A warning for Minneapolis: Rent control continues to wreak havoc with Berlin’s housing market

Almost exactly a year ago, I wrote that Berlin’s rent controls had slowed house building in the city. To recap, the German capital’s population is growing rapidly which means that the demand for housing is also growing rapidly. Indeed, it is growing more rapidly than the supply of housing. The result, as any first year econ undergrad could tell you, is that housing prices are rising.

It is crucial to identify the actual problem here. It isn’t the high and rising prices. Rather, they are a symptom of the problem, a big flashing sign saying that ‘Demand is rising relative to supply’. That is the problem.

With the actual problem identified, the solution becomes obvious: expand supply. This could be done by cutting the taxes, fees, and regulations which effectively make it illegal to build affordable housing in many places, such as Minneapolis.

Sadly, policymakers frequently attempt to treat the symptom rather than the disease, either out of economic ignorance or political cowardice, by adopting ‘rent control’ measures. These try to dictate prices rather than tackling the supply and demand mismatches which drive them. In Berlin, as Andreas Kluth reports for Bloomberg:

A year ago, a rent cap took effect in the city that was unprecedented in Germany. For all apartments built before 2014, rents were frozen at whatever they were on Jun. 18, 2019. Tenants in those units can also force landlords to lower rents defined as “excessive.” 

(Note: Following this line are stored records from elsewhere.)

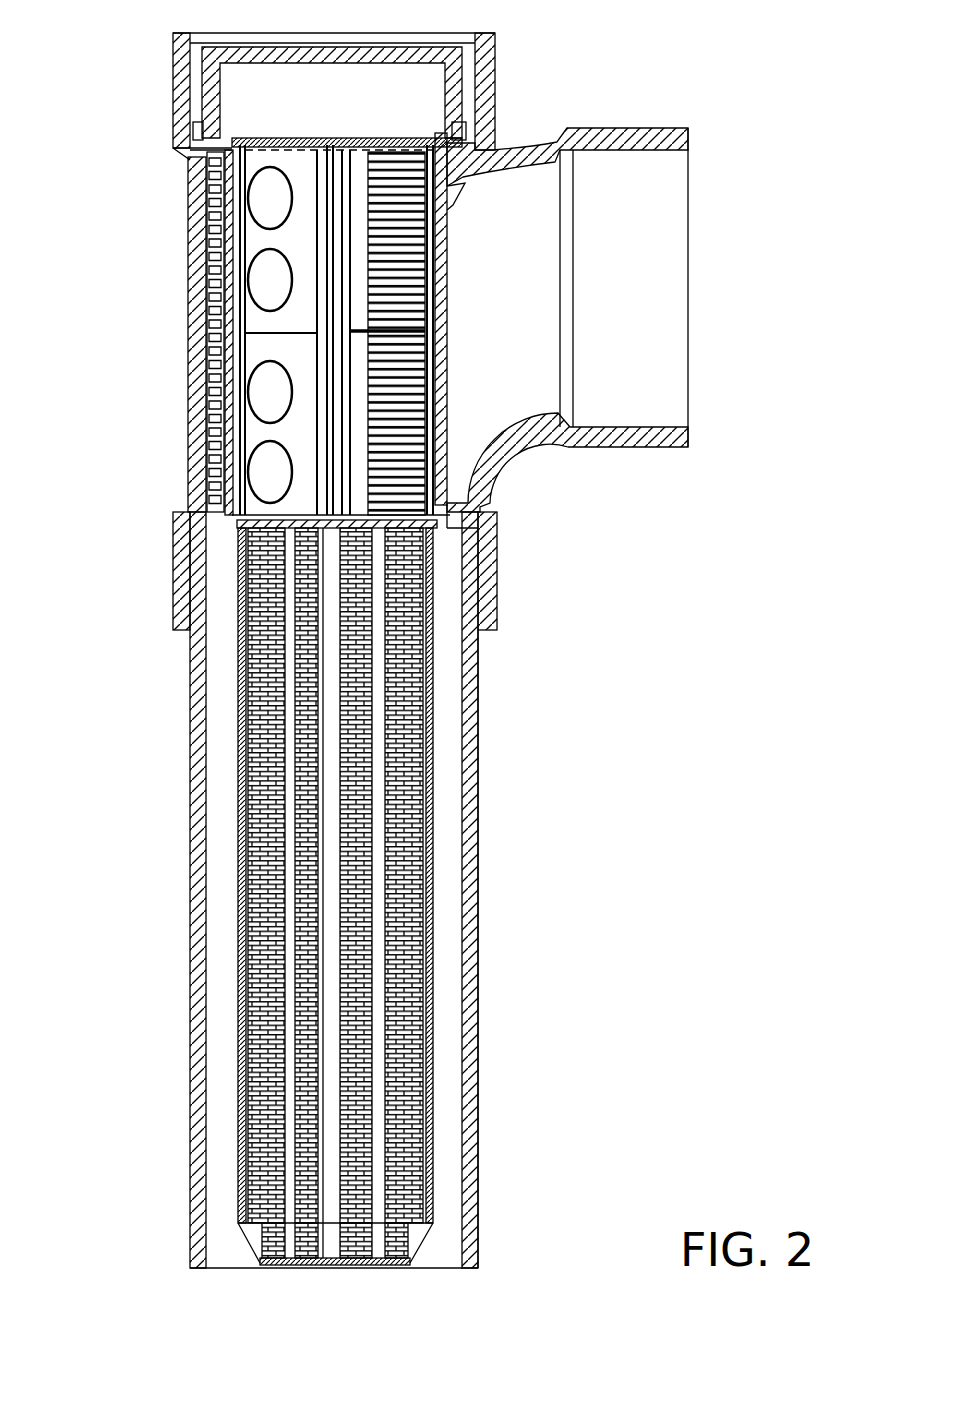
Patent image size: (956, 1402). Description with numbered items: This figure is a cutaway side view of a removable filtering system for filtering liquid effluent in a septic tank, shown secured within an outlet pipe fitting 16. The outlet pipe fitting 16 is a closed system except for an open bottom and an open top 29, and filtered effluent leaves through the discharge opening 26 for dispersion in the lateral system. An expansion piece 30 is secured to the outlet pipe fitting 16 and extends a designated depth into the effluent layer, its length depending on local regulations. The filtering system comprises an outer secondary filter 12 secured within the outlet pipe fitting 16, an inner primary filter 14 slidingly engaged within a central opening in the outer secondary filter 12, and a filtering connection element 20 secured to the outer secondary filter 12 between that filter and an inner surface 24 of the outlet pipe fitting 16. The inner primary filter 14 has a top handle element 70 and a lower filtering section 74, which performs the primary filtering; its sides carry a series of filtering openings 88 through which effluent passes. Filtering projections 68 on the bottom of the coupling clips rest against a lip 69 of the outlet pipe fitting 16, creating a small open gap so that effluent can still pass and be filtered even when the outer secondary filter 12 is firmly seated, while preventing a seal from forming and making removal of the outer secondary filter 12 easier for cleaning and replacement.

The outer secondary filter 12 is at (212, 428).
The inner primary filter 14 is at (238, 693).
The outlet pipe fitting 16 is at (652, 128).
The filtering connection element 20 is at (440, 541).
The inner surface 24 is at (446, 768).
The discharge opening 26 is at (630, 290).
The top 29 is at (462, 30).
The expansion piece 30 is at (470, 1058).
The filtering projections 68 is at (183, 155).
The lip 69 is at (188, 172).
The top handle element 70 is at (205, 97).
The lower filtering section 74 is at (432, 962).
The filtering openings 88 is at (410, 1145).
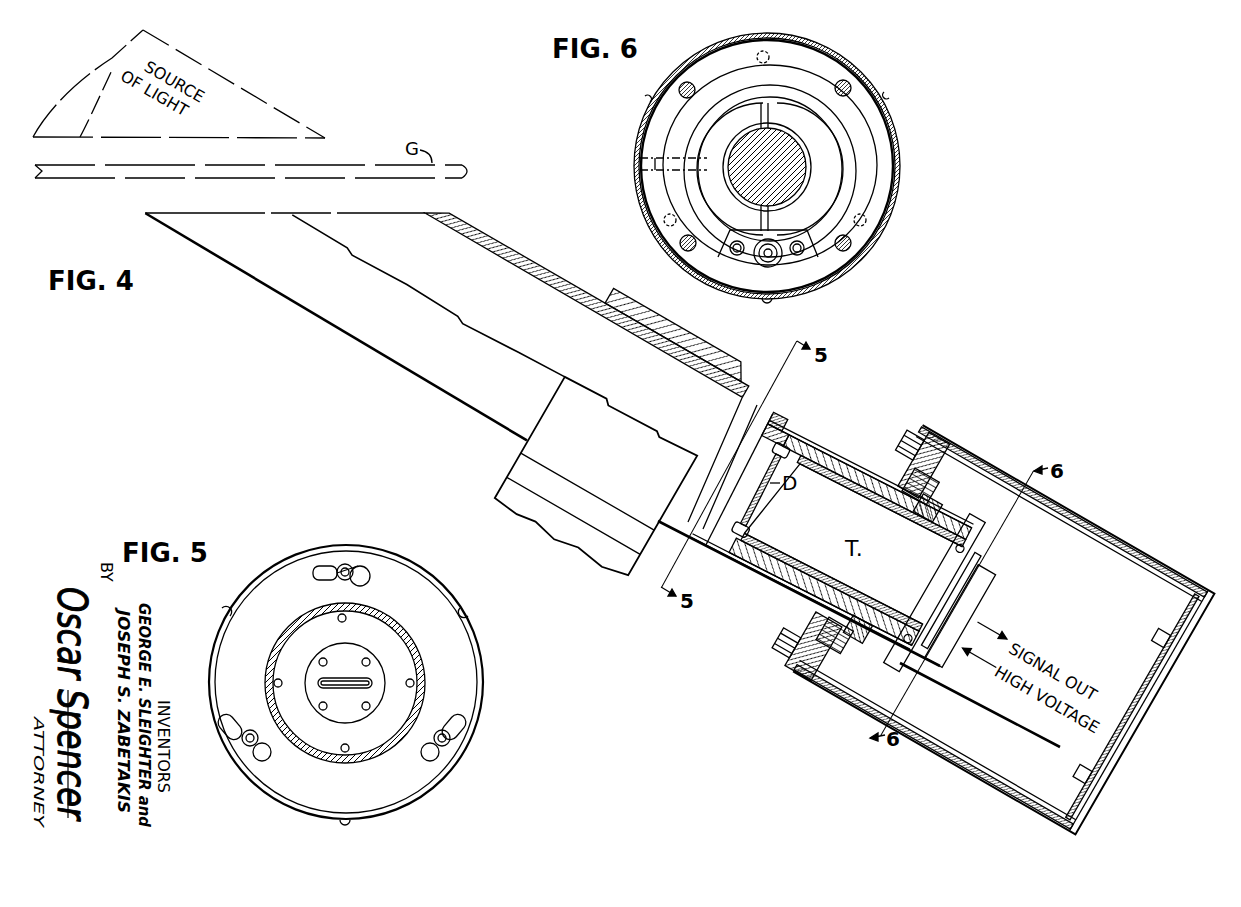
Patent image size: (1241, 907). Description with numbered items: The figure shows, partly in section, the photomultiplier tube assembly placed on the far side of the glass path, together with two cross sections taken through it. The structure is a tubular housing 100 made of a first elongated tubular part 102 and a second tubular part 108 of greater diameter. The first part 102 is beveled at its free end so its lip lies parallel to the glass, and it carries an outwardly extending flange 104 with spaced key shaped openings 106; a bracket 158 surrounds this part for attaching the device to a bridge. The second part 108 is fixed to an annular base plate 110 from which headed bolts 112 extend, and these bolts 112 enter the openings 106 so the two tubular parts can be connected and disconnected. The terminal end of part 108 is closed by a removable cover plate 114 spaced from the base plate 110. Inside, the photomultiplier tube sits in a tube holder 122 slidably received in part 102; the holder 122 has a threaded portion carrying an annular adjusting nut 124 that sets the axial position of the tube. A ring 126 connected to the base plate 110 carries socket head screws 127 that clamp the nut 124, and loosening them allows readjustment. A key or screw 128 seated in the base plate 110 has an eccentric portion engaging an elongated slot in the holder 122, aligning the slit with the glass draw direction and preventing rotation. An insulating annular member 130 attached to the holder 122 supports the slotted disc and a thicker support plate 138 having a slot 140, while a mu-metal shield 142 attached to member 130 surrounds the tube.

In FIG. 4, the tubular housing 100 is at (522, 240).
In FIG. 4, the first elongated tubular part 102 is at (553, 286).
In FIG. 5, the first elongated tubular part 102 is at (404, 642).
In FIG. 4, the outwardly extending flange 104 is at (800, 645).
In FIG. 4, the key shaped openings 106 is at (916, 433).
In FIG. 5, the key shaped openings 106 is at (372, 578).
In FIG. 4, the second tubular part 108 is at (992, 466).
In FIG. 5, the second tubular part 108 is at (478, 668).
In FIG. 6, the second tubular part 108 is at (899, 142).
In FIG. 4, the annular base plate 110 is at (818, 682).
In FIG. 4, the headed bolts 112 is at (900, 442).
In FIG. 5, the headed bolts 112 is at (345, 564).
In FIG. 4, the removable cover plate 114 is at (1172, 615).
In FIG. 4, the tube holder 122 is at (786, 587).
In FIG. 4, the annular adjusting nut 124 is at (937, 508).
In FIG. 4, the ring 126 is at (938, 493).
In FIG. 4, the socket head screws 127 is at (870, 668).
In FIG. 6, the key or screw 128 is at (640, 164).
In FIG. 4, the annular member 130 is at (760, 413).
In FIG. 4, the support plate 138 is at (752, 503).
In FIG. 5, the support plate 138 is at (310, 700).
In FIG. 4, the slot 140 is at (768, 478).
In FIG. 5, the slot 140 is at (345, 688).
In FIG. 4, the shield 142 is at (801, 434).
In FIG. 4, the bracket 158 is at (722, 366).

But, of course, prices are incentives and if you change the incentives you change the behavior – that is why policymakers hike ‘sin taxes’, after all. Berlin’s rent controls had already had the effect of slowing housing construction a year ago, exacerbating the problem they were intended to solve. A year in, further unintended consequences are becoming apparent:

Unsurprisingly, the rent controls have split housing in Berlin into two distinct markets: the much larger one, consisting of all apartments built before 2014, which is now regulated; and the smaller unregulated one of relatively new buildings.

The following two charts show the relative trend of rents in these two segments when compared to the average growth in the 13 next-largest German cities. As expected, rents in Berlin’s regulated market plummeted in relative terms. But since the excess demand of apartment hunters had to go somewhere, rents in the unregulated market simultaneously started rising faster than in the 13 other cities. Newly built apartments have therefore become even more unaffordable for most people.

The next chart shows what happened to home prices in the two segments. Price changes in the regulated market dropped relative to those in the 13 other cities. That’s because real estate loses value if its future cash flows to landlords are capped. There was also an acceleration of apartments going up for sale, as landlords tried to cash out of their now less profitable investments.

Price increases in the unregulated market, meanwhile, outpaced those in the other cities, as expected. But the trend isn’t as clear in this segment, because investors worry that rent controls could be extended to younger buildings in future.

The most devastating charts are the next two. The first shows trends in listings of units for rent on immowelt.de, a German website. In the regulated market, the supply of apartments basically froze. Unsurprisingly, those tenants fortunate enough to already live in a rent-controlled flat are staying put. And whenever somebody does move out — when moving to another city, for example — the landlord tends to sell the unit rather than re-let it.

At the same time, listings in the unregulated market increased only marginally faster than in other cities. Tenants in those apartments are also discouraged from moving — after all, where to? — and anyway the supply of fresh housing is still constrained by construction schedules.

In summary:

These data confirm what economists had warned about — and what’s been observed in other cities that dabbled in rent controls, such as San Francisco or Cambridge, Massachusetts. The caps represent a windfall to one group of tenants: those, whether rich or poor, who are already ensconced in regulated apartments. Simultaneously, they hurt all other groups — especially young people and those coming from other cities — by all but shutting them out of the market.

This totally predictable, avoidable fiasco “came courtesy of the city state’s “red-green-red” governing coalition between the three left-leaning blocs in the German political spectrum: the Social Democrats, the Greens and the Left (which descends largely from the communist party of the former East Germany),” Kluth writes:

That heritage seemed to set the tone of the campaign that preceded the legislation. At times it descended into a competition between the coalition partners about who could play the most demagogic class warrior, rhetorically pitting pitchfork-wielding tenants against let-them-eat-cake landlords. It’s probably no coincidence that there’s even a separate grassroots effort for a ballot initiative to expropriate large property-owning companies.

As Minneapolis’ city council begins to push for rent controls there, it all has a grimly familiar ring to it.

John Phelan is an economist at the Center of the American Experiment.